Pourquoi être sur le terrain? 7ème partie – Démonstration (Suite)

By | 14th November 2017

Nous avons déjà mentionné le besoin que la plupart d’entre nous avons d’apprendre avec une aide visuelle, et plus encore avec une démonstration.

Beaucoup de gens ne peuvent apprendre avec un livre ou des instructions écrites. Nous avons souvent besoin/envie d’aides visuelles. Pensez à l’essor des instructions avec photos étape par étape sur Internet, ou encore au nombre toujours croissant de tutoriels vidéo sur Youtube. Mais même avec des images ou des vidéos sur Internet, certains ont besoin d’une démonstration “physique”. L’une des raisons nous renvoie à l’accès à Internet (que nous avons abordé lorsque nous parlions de lignes de communication): soit pour des raisons de coût, d’aspect pratique ou d’«éducation».

Mais il y a aussi d’autres raisons motivant les démonstrations: certains enseignements ne peuvent pas être faits avec de simples mots ou dessins/images sur un sms ou un email (ou whatsapp ou messenger ou n’importe quelle forme de communication que nous avons de nos jours). Une raison peut être la maîtrise de la langue anglaise (des deux côtés) mais aussi la complexité de l’enseignement. Parfois, ce n’est qu’une complexité perçue, mais cela empêche d’apprendre/d’enseigner.
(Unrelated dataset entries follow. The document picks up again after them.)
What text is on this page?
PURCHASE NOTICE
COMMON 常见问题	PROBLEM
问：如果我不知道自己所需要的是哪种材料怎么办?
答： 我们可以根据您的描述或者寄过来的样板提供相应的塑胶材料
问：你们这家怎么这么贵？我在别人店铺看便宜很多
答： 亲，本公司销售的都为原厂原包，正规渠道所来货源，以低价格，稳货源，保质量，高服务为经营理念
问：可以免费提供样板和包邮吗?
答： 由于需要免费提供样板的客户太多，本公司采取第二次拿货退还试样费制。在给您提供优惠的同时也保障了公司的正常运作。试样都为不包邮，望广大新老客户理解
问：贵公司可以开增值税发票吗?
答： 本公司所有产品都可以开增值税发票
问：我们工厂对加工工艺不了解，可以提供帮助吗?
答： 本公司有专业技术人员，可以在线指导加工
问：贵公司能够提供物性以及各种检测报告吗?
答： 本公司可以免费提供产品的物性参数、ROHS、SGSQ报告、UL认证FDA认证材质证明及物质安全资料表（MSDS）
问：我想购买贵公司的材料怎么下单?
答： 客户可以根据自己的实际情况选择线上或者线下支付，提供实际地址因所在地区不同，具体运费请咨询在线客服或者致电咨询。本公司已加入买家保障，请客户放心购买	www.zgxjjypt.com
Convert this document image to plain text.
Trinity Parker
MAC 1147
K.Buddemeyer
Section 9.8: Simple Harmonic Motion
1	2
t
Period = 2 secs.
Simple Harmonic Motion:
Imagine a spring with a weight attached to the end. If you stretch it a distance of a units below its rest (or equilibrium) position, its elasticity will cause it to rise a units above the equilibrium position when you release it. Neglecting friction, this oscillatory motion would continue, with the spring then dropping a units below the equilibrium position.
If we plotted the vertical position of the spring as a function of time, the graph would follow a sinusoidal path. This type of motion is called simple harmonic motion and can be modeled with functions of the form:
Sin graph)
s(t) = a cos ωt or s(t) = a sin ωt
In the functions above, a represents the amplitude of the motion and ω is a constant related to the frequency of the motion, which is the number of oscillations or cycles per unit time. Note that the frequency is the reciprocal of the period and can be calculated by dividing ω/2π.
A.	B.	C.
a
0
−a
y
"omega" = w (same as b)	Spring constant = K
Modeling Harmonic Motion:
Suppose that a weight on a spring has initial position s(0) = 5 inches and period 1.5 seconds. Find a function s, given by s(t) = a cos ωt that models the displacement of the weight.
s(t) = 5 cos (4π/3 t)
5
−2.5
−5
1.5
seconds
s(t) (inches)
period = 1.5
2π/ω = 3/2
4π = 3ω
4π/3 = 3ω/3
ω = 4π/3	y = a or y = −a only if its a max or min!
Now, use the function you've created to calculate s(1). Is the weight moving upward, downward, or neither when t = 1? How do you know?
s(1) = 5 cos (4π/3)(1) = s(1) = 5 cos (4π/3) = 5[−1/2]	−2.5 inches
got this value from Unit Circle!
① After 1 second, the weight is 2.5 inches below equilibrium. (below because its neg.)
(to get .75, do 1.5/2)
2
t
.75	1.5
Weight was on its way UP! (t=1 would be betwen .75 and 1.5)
Il y a aussi le «problème» de l’environnement local: il n’y a pas de solution unique et universelle – ce que nous voulons enseigner ou démontrer doit donc être adapté aux conditions et aux cultures locales. Et nous ne pouvons pas nous adapter si nous ne connaissons pas exactement l’environnement actuel. Nous testons et essayons parfois une idée générale et l’adaptons en fonction des premiers résultats. Et cela n’est pas possible à 8’000 km de distance.

Quelques exemples de notre expérience mettent en évidence la demande/nécessité d’une présence face à face sur le terrain.

J’ai fait la première démonstration culinaire au Zimbabwe, suite à une demande lors de mon précédent séjour. Lorsque je l’ai fait, j’ai pris des photos de toutes les étapes, j’ai écrit les instructions et je les ai mises en ligne… mais avant même de partir, on m’a demandé de revenir et d’enseigner à d’autres groupes sur place… peu importe comment je peux donner ces recettes, il y a une demande pour une démonstration en face à face. La plupart des gens ne vont pas simplement suivre les instructions étape par étape sur internet.

Au cours de la même démonstration, c’est à cause du succès du Atchar de mangue que nous avons (j’ai) décidé d’essayer avec un autre ingrédient local (la sardine). Cela aurait pu échouer… mais cela a été un succès! Nous nous sommes adaptées à l’environnement local, ce à quoi nous n’aurions pas pensé si nous avions été ailleurs.

Quand je suis retournée en Tanzanie, ce n’était pas seulement pour amener les schémas du cuiseur: je pouvais les envoyer par email depuis n’importe où dans le monde (ils sont en fait disponibles en français sur Internet)… Je comprends les schémas, je pouvais expliquer ce qui était nécessaire, je pouvais faire une petite maquette pour aider avec le visuel, je pouvais me déplacer pour chercher un lieu de production et négocier les coûts… Je pouvais aussi aider à réparer le premier cuiseur… En même temps, j’ai aussi essayé d’enseigner à faire tout cela.

Rien de tout cela ne serait possible en étant assis dans un bureau à des milliers de kilomètres.

Mais alors, certains pourraient se demander pourquoi il y a ce besoin… nous avons quelques idées pour répondre à cette question et nous en parlerons dans les prochaines éditions.